European leaders warned on Tuesday that the continent's youth unemployment is reaching critical levels, and the German-backed plan to help puts a new focus on stimulus.
The European Union’s future is threatened by rising youth unemployment, especially in periphery countries, and urgent policies are required, namely making credit available to small- and mid-sized companies, country leaders and ministers said Tuesday.
But the preliminary plans to fight youth unemployment also indicate a shift in Germany's previously austerity-focused thinking toward a more stimulus-minded approach. Now, Germany is spearheading efforts to decrease youth unemployment, experts say, not just through the EU, but through bilateral deals with southern European countries like Spain, in what amounts to a form of indirect stimulus to balance the unpopular austerity-heavy policies that have dominated the crisis response.
“Europe is starting to show very problematic perspectives which cloud the future of the European project,” says Rafael Myro, applied economics professor in the Universidad Complutense de Madrid.
The political will and unity to fight youth unemployment, Dr.
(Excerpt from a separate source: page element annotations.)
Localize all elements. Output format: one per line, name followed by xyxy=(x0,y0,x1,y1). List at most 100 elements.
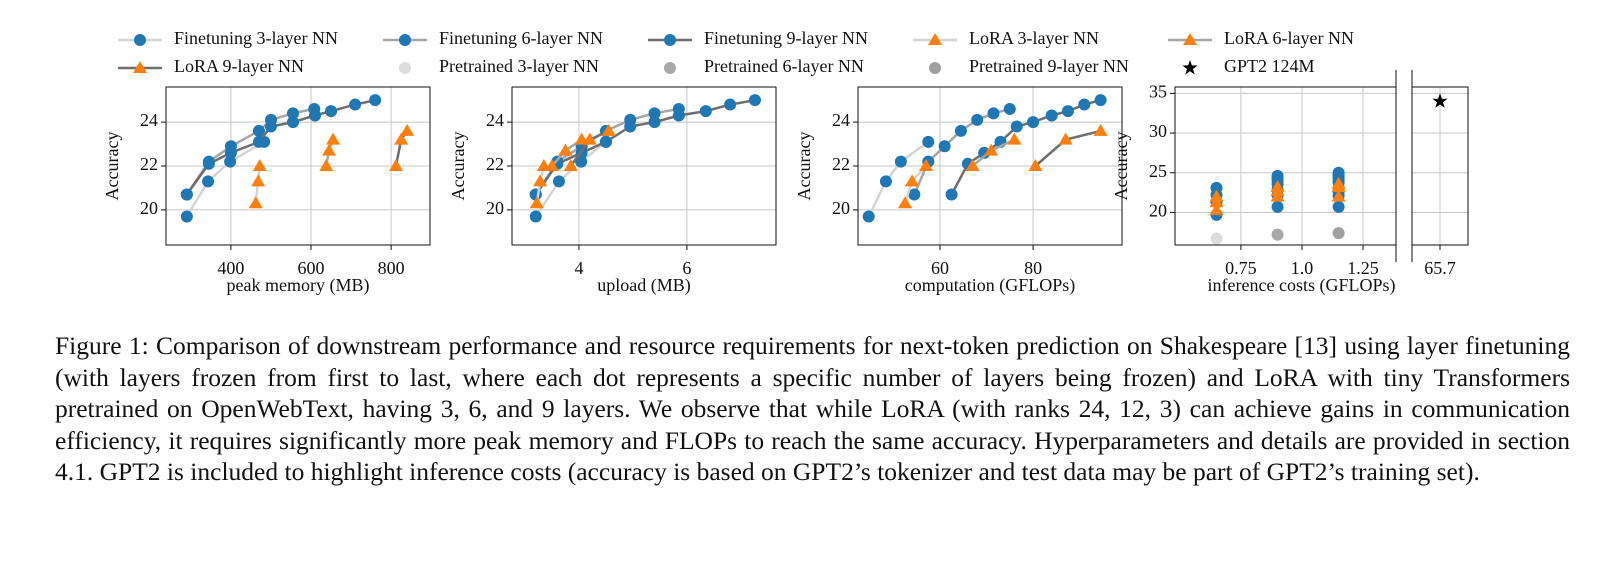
y-tick-label: 22 xyxy=(486,154,504,174)
marker xyxy=(529,210,542,223)
marker xyxy=(984,143,999,156)
marker xyxy=(1271,200,1284,213)
legend-label: Finetuning 9-layer NN xyxy=(704,28,868,48)
y-tick-label: 25 xyxy=(1149,161,1167,181)
legend-label: Pretrained 9-layer NN xyxy=(969,56,1129,76)
legend-marker xyxy=(664,62,676,74)
series-line xyxy=(534,98,756,196)
marker xyxy=(1094,94,1107,107)
marker xyxy=(558,143,573,156)
marker xyxy=(180,188,193,201)
marker xyxy=(286,107,299,120)
y-tick-label: 22 xyxy=(140,154,158,174)
marker xyxy=(648,107,661,120)
legend-label: LoRA 6-layer NN xyxy=(1224,28,1354,48)
x-tick-label: 80 xyxy=(1024,258,1042,278)
legend-marker xyxy=(399,62,411,74)
marker xyxy=(1270,180,1285,193)
legend-label: GPT2 124M xyxy=(1224,56,1315,76)
marker xyxy=(552,175,565,188)
marker xyxy=(325,105,338,118)
marker xyxy=(224,146,237,159)
x-tick-label: 65.7 xyxy=(1424,258,1456,278)
marker xyxy=(879,175,892,188)
legend-marker xyxy=(929,62,941,74)
x-tick-label: 800 xyxy=(378,258,405,278)
y-tick-label: 35 xyxy=(1149,81,1167,101)
marker xyxy=(264,120,277,133)
marker xyxy=(699,105,712,118)
y-axis-label: Accuracy xyxy=(102,132,122,201)
series-line xyxy=(950,98,1101,196)
marker xyxy=(922,135,935,148)
marker xyxy=(599,135,612,148)
legend-marker xyxy=(1183,33,1197,45)
series-line xyxy=(185,98,376,196)
marker xyxy=(575,155,588,168)
marker xyxy=(1003,102,1016,115)
y-tick-label: 20 xyxy=(486,198,504,218)
marker xyxy=(1058,132,1073,145)
y-axis-label: Accuracy xyxy=(448,132,468,201)
series-line xyxy=(185,140,265,218)
y-axis-label: Accuracy xyxy=(1111,132,1131,201)
legend-label: Finetuning 3-layer NN xyxy=(174,28,338,48)
marker xyxy=(533,174,548,187)
marker xyxy=(1045,109,1058,122)
marker xyxy=(349,98,362,111)
marker xyxy=(965,159,980,171)
marker xyxy=(529,196,544,209)
marker xyxy=(894,155,907,168)
series-line xyxy=(867,140,930,218)
marker xyxy=(582,132,597,145)
marker xyxy=(1093,123,1108,136)
marker xyxy=(1332,227,1345,240)
marker xyxy=(1028,159,1043,171)
legend-marker xyxy=(134,34,146,46)
marker xyxy=(252,159,267,171)
x-axis-label: peak memory (MB) xyxy=(227,275,370,296)
marker xyxy=(987,107,1000,120)
marker xyxy=(1210,181,1223,194)
x-tick-label: 1.25 xyxy=(1347,258,1379,278)
marker xyxy=(202,175,215,188)
marker xyxy=(326,132,341,145)
marker xyxy=(286,116,299,129)
plot-frame xyxy=(511,86,777,246)
marker xyxy=(1061,105,1074,118)
marker xyxy=(369,94,382,107)
marker xyxy=(1010,120,1023,133)
marker xyxy=(180,210,193,223)
legend-marker xyxy=(1182,60,1198,75)
marker xyxy=(905,174,920,187)
legend-marker xyxy=(133,61,147,73)
marker xyxy=(978,146,991,159)
marker xyxy=(724,98,737,111)
plot-frame xyxy=(857,86,1123,246)
legend-label: Pretrained 6-layer NN xyxy=(704,56,864,76)
marker xyxy=(1078,98,1091,111)
marker xyxy=(544,159,559,171)
x-axis-label: computation (GFLOPs) xyxy=(905,275,1076,296)
legend-marker xyxy=(928,33,942,45)
y-tick-label: 20 xyxy=(140,198,158,218)
marker xyxy=(251,174,266,187)
marker xyxy=(938,140,951,153)
marker xyxy=(319,159,334,171)
marker xyxy=(252,135,265,148)
caption: Figure 1: Comparison of downstream perfo… xyxy=(55,331,1570,486)
marker xyxy=(322,143,337,156)
y-axis-label: Accuracy xyxy=(794,132,814,201)
x-tick-label: 60 xyxy=(931,258,949,278)
x-tick-label: 6 xyxy=(682,258,691,278)
legend-label: LoRA 9-layer NN xyxy=(174,56,304,76)
x-tick-label: 4 xyxy=(574,258,583,278)
x-axis-label: upload (MB) xyxy=(597,275,691,296)
y-tick-label: 24 xyxy=(140,110,158,130)
marker xyxy=(1027,116,1040,129)
marker xyxy=(400,123,415,136)
marker xyxy=(1332,166,1345,179)
marker xyxy=(945,188,958,201)
marker xyxy=(1209,203,1224,216)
Myro adds, “are a strong sign that Europe wants to do something about spurring growth, and they are very significant, not so much because of the policies themselves, but because it signals a new approach.”
Almost 1 in 4 Europeans under 25 years is unemployed, twice the general population’s rate. But the average masks the staggering joblessness among youth in some countries, like Spain with nearly 60 percent, Portugal and Italy with nearly 40 percent, France with 27 percent, and the UK with 20 percent, which contrasts with less than 8 percent in Germany.
Germany and France, in close contact with Spain and Italy, have been discussing an EU plan to fight youth unemployment for over a month, which will likely be spelled out during a summit of leaders in June, although details are still being worked out.
In essence though, the European Investment Bank would leverage 6 billion euros of EU funds through 2020 to offer up to 60 billion euros in loans to small- and medium-size companies that hire employees under 25. These companies not only employ most Europeans, but also create more net jobs than big enterprises.
That should help even out the lending imbalances within the eurozone, experts say. Right now, “an Italian or Spanish small- or medium-size enterprise doesn’t fund its investments at the same [cheap] rate as a German company,” said French Finance Minister Pierre Moscovici. “The channels of financing aren’t working.”
The plan is meant to at least contain the structural unemployment that threatens to undermine economic growth and consumption for years to come, especially in heavily populated Spain and Italy, but also in Portugal, Greece, Ireland, and even France.
“We are not willing to waste another minute in the struggle against youth unemployment. … The world will not wait for Europe,” said Spanish Prime Minister Mariano Rajoy, whose country would presumably be one of the biggest beneficiaries of the project. “We must act in order for citizens to see in Europe a hopeful project.”
The problem and promises are not new, but the circumstances are. It’s election year in Germany; the deficit-crisis appears under control, even if far from resolved; and most importantly, resentment against public cuts that are eroding the welfare model is making many lose faith in the European project.
As such, the plan is clever political response to growing public resentment against austerity-driven policies, as it will allow the EU to cheapen credit for struggling periphery economies, but without fiscally conservative, richer populations in northern Europe feeling they are rescuing unscrupulous governments, experts say.
“It’s a lot easier to sell the idea of economic stimulus geared to help decrease almost 60 percent youth unemployment in Spain than to offer money to build more airports,” says José García Montalvo, an applied economics professor in the Universitat Pompeu Fabra.
But the German turnaround is ultimately driven by international pressure, not just from European periphery countries, but from the US, Japan, and China. “Germany has been closed to any policies from the EU that offered economic expansion to the south, but the pressure was too big.”
Additionally, Germany is signing deals to channel cheap credit that its banks can access to small- and medium-size companies in Spain, Portugal, and Greece to bypass “the long route through European institutions,” as described by Finance Minister Wolfgang Schaeuble.
Under the plan, Germany’s development bank would lend its counterpart institutions in periphery countries at the low rates it has access to, which would then be lent to local companies. Berlin is also offering jobs and apprenticeships to southern Europeans.
Plans to fight youth unemployment are key not only to the economy but political integration. “We need to be more successful in our fight against youth unemployment, otherwise we will lose the battle for Europe’s unity,” Mr. Schaeuble said. If Europe cannot protect its welfare model, he said, “we would have revolution.”
But experts suggest the new drive to decrease unemployment is limited in scope. Case in point: Spain, says Dr. Montalvo. “We don’t have a problem of youth unemployment. We have a problem of unemployment in general, but if you solve that, you solve the rest.”
Spain’s youth unemployment is slightly more than twice the general population's, which is the average for Western countries. “Italy has a problem of youth unemployment, and so does Sweden, because theirs is three times as high” as their general unemployment and thus structurally harder to tackle, he explained.
“These measures are cyclical and have been implemented many times with only temporary impact,” Montalvo says, suggesting instead a banking union would be more effective to get credit flowing.